Salió de la cama dando traspiés y se puso el camisón. Sería Kristina, deshaciéndose en disculpas. Y sabía que las aceptaría en el acto, y que seguidamente ella haría lo propio. Aunque a Kristina le habría resultado imposible saber dónde habían acabado la noche anterior, Hadley había seguido buscándola mientras bailaban entre la multitud del local subterráneo. No había perdido de vista la entrada y se había vuelto cada vez que veía una melena rubia lacia y brillante u oía un repentino estallido de risa. Lausana simplemente no era la misma sin Kristina. Abrió la puerta con una sonrisa en los labios.

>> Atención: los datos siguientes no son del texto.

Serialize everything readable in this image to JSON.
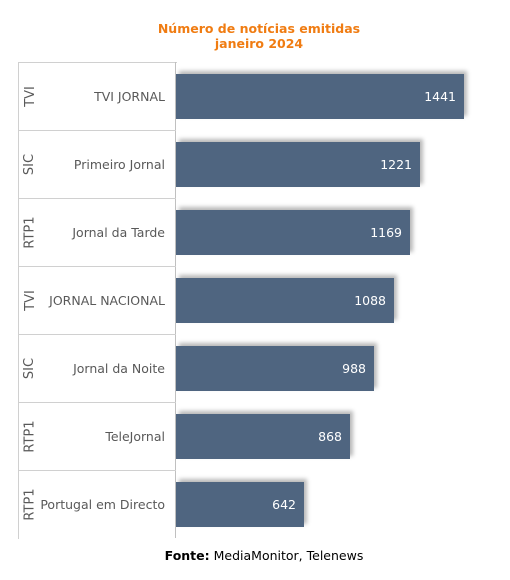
{
  "chart_data": {
    "type": "bar",
    "orientation": "horizontal",
    "title": "Número de notícias emitidas",
    "subtitle": "janeiro 2024",
    "categories": [
      {
        "channel": "TVI",
        "program": "TVI JORNAL"
      },
      {
        "channel": "SIC",
        "program": "Primeiro Jornal"
      },
      {
        "channel": "RTP1",
        "program": "Jornal da Tarde"
      },
      {
        "channel": "TVI",
        "program": "JORNAL NACIONAL"
      },
      {
        "channel": "SIC",
        "program": "Jornal da Noite"
      },
      {
        "channel": "RTP1",
        "program": "TeleJornal"
      },
      {
        "channel": "RTP1",
        "program": "Portugal em Directo"
      }
    ],
    "values": [
      1441,
      1221,
      1169,
      1088,
      988,
      868,
      642
    ],
    "xlim": [
      0,
      1500
    ],
    "bar_color": "#4f6580",
    "grid": false,
    "legend": "none"
  },
  "title_color": "#f07c12",
  "source": {
    "label": "Fonte:",
    "text": " MediaMonitor, Telenews"
  }
}
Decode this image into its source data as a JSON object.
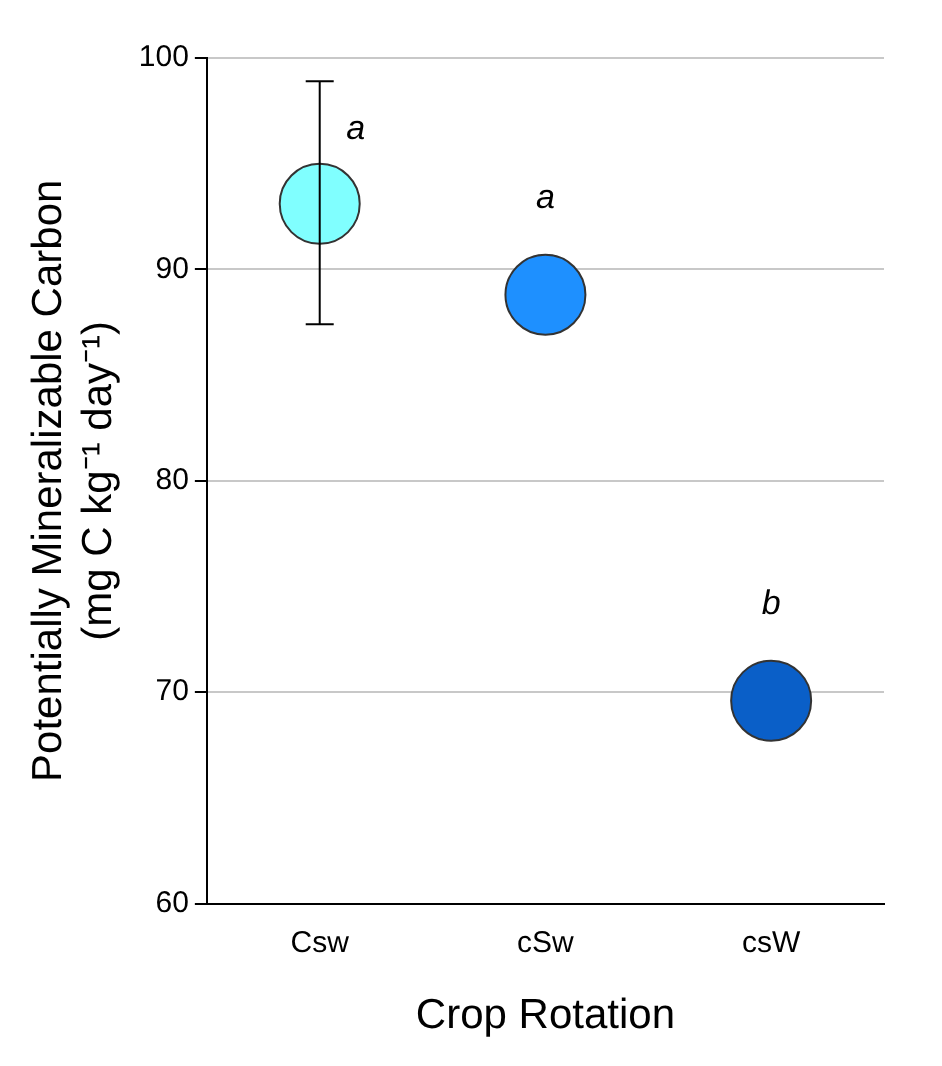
{
  "chart_data": {
    "type": "scatter",
    "xlabel": "Crop Rotation",
    "ylabel": "Potentially Mineralizable Carbon\n(mg C kg⁻¹ day⁻¹)",
    "categories": [
      "Csw",
      "cSw",
      "csW"
    ],
    "values": [
      93.1,
      88.8,
      69.6
    ],
    "colors": [
      "#80ffff",
      "#1e90ff",
      "#0a5fc8"
    ],
    "errors": [
      [
        87.4,
        98.9
      ],
      null,
      null
    ],
    "marker": "circle",
    "ylim": [
      60,
      100
    ],
    "yticks": [
      60,
      70,
      80,
      90,
      100
    ],
    "grid": "y",
    "annotations": [
      {
        "text": "a",
        "x": "Csw",
        "y": 93.1
      },
      {
        "text": "a",
        "x": "cSw",
        "y": 88.8
      },
      {
        "text": "b",
        "x": "csW",
        "y": 69.6
      }
    ]
  }
}
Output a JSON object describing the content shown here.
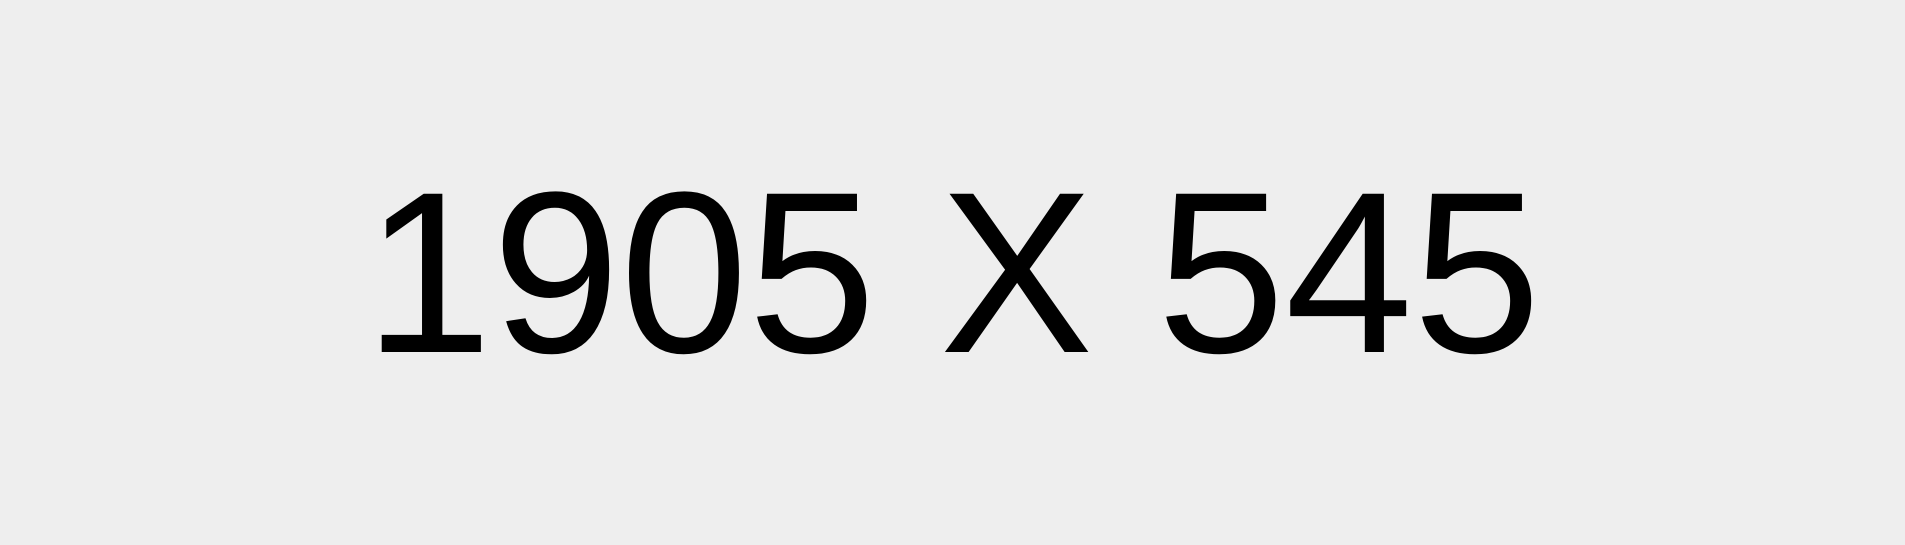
{
  "placeholder": {
    "text": "1905 X 545",
    "background_color": "#eeeeee",
    "text_color": "#000000"
  }
}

El agente de policía la miró fijamente. Y cuando empezó a hablar, pese a hacerlo en un francés lento y mesurado, ella no entendía lo que le decía. Le escuchó mencionar la Rue des Mirages, pero no le sonaba de nada. Después pronunció el nombre de Kristina. Hadley se dirigió a él en inglés. «Lo siento —dijo—, no le entiendo». Él hizo girar su gorra entre las manos. Sus siguientes palabras las pronunció con mucha delicadeza, en tono muy bajo, de hecho, con tanta dulzura que ella pensó que lo había entendido mal, hasta el preciso instante en el que se desmayó con un tremendo fogonazo de luz blanca.